By Mark Azzara
It’s been slightly more than two years since the massacre at Sandy Hook Elementary School in Newtown, Conn. I didn’t lose a loved one that day, but it was almost as if I did.
Lauren Rousseau, a teacher who died there, was the daughter of friends I know well from my career at two Connecticut newspapers. I was at the hospital the day she was born and I had the privilege of proclaiming the good news to my friends in the newsroom. Her stepfather, another close friend, was one of the first journalists to arrive at Sandy Hook, although he was mercifully relieved of work responsibilities when it became clear that Lauren was among the victims.
The pain felt every day by the families and all the town’s residents is not something you simply get over. An article in the daily newspaper that’s closest to Newtown said their pain can worsen as the years pass. That was clearly evident a week earlier in a story about how the first responders are coping. A 53-year-old EMT said, “Before Sandy Hook, I looked at the world as a good place where bad things happened. Now, I look at the world as a bad place where good things happen.”
There are moments when I am tempted to embrace that point of view. Eight Christmases ago I was halfway through a divorce proceeding. Six Decembers ago I was blindsided when I was laid off from the best job I’d ever had, eventually forcing me to retire. Two years after Sandy Hook, many Americans still suffer amid a weak economy fueled by corporate and personal greed, and millions of innocents suffer amid a host of wars.
But I won’t give in to that kind of thinking. In the wake of all these tragedies, great and small, my view of Christmas has changed because I remember Romans 5:20, “Where sin increased, grace increased all the more.” I now look at Christmas as a time when grace has abounded, and at some point certainly will abound even more and overcome grief, sadness and pain.
I don’t minimize the reality or necessity of grief. I occasionally grieve over the suffering that Lauren’s family and my other friends in Newtown still endure. But grace has already been poured out on Newtown, and I anticipate and ask for even more of it, which turns my sadness to hope.
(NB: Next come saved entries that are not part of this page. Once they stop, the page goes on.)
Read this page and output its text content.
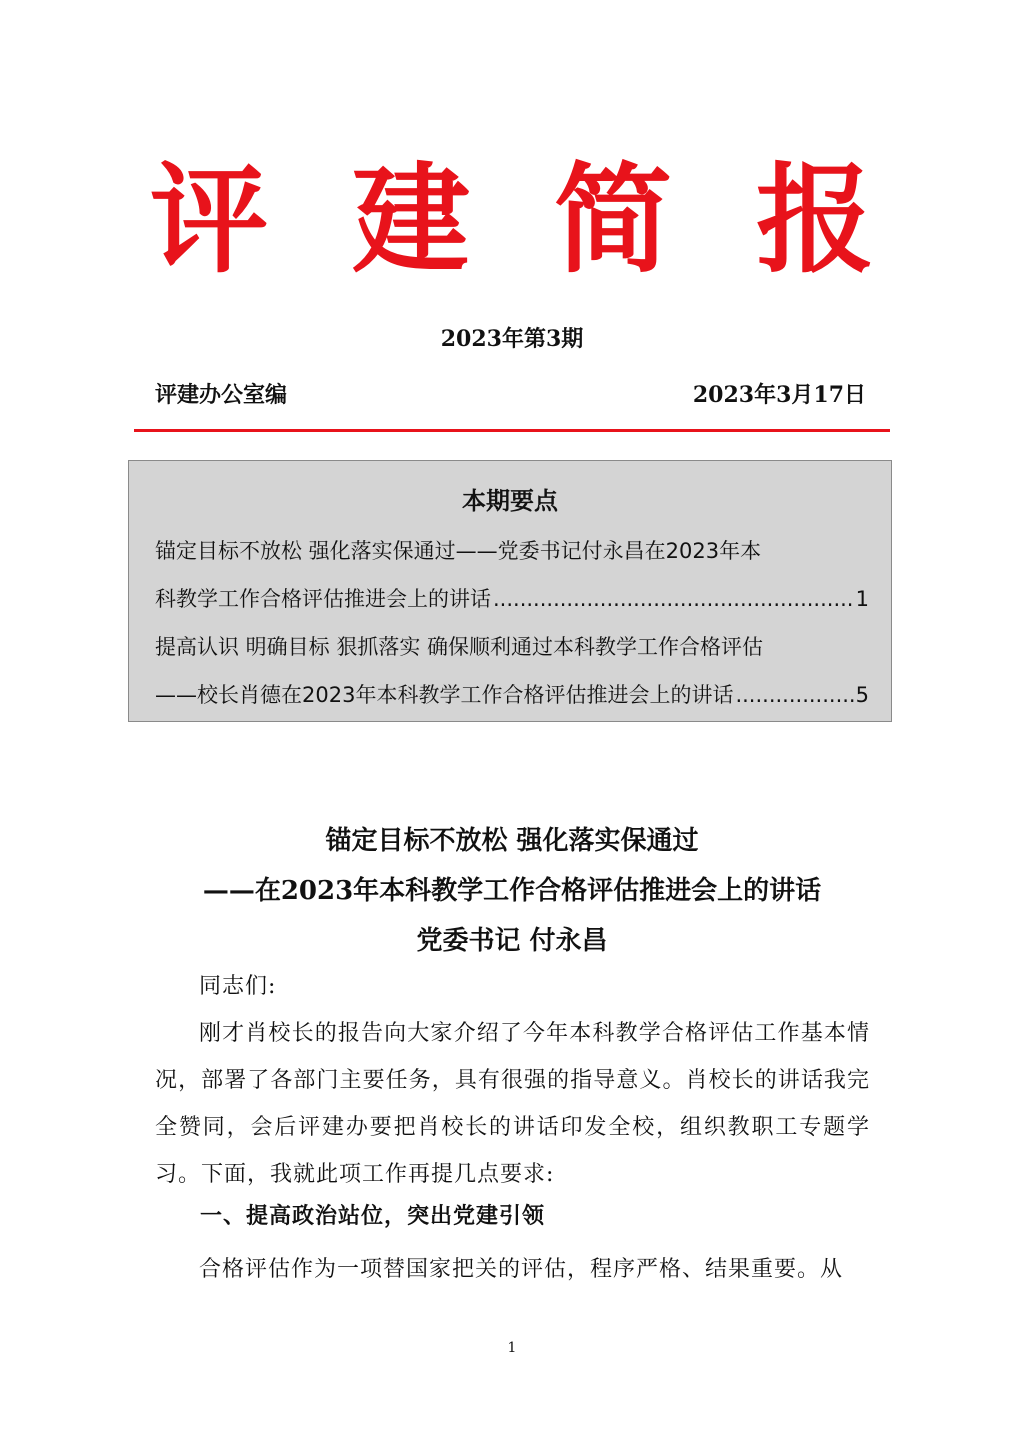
评 建 简 报
2023年第3期
评建办公室编	2023年3月17日
本期要点
锚定目标不放松 强化落实保通过——党委书记付永昌在2023年本
科教学工作合格评估推进会上的讲话 .....	1
提高认识 明确目标 狠抓落实 确保顺利通过本科教学工作合格评估
——校长肖德在2023年本科教学工作合格评估推进会上的讲话 .....	5
锚定目标不放松 强化落实保通过
——在2023年本科教学工作合格评估推进会上的讲话
党委书记 付永昌
同志们:
刚才肖校长的报告向大家介绍了今年本科教学合格评估工作基本情况，部署了各部门主要任务，具有很强的指导意义。肖校长的讲话我完全赞同，会后评建办要把肖校长的讲话印发全校，组织教职工专题学习。下面，我就此项工作再提几点要求:
一、提高政治站位，突出党建引领
合格评估作为一项替国家把关的评估，程序严格、结果重要。从
1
A priest-friend of mine said recently that Jesus came into our sad world to redeem it, one person at a time. I now rejoice in the redemptive work He has done in my life. As I look back on His work in me since my divorce and layoff I realize I’m in the best place I’ve ever been in. I cling to the truth about the power of God’s grace not only because of what his grace has done for me but because it bolsters my belief that this same grace will work miracles for others.
For me, Advent is now the annual time of anticipating the extraordinary blessings that God will pour into the hearts of all those who feel so much pain at this time of year. And that’s a lot more people than those affected by the carnage in Newtown.
Even before Christmas arrives my anticipation fuels joy and that joy inspires gratitude. And that’s where all our hearts should be at this time of year.
Mark Azzara spent 45 years in print journalism, most of them with the Waterbury Republican in Connecticut, where he was a features writer with a special focus on religion at the time of his retirement. He also worked for newspapers in New Haven and Danbury, Conn. At the latter paper, while sports editor, he won a national first-place writing award on college baseball. Azzara also has served as the only admissions recruiter for a small Catholic college in Connecticut and wrote a self-published book on spirituality, “And So Are You.” He is active in his church and facilitates two Christian study groups for men. Azzara grew up in southern California, graduating from Cal State Los Angeles. He holds a master’s degree from the University of Connecticut.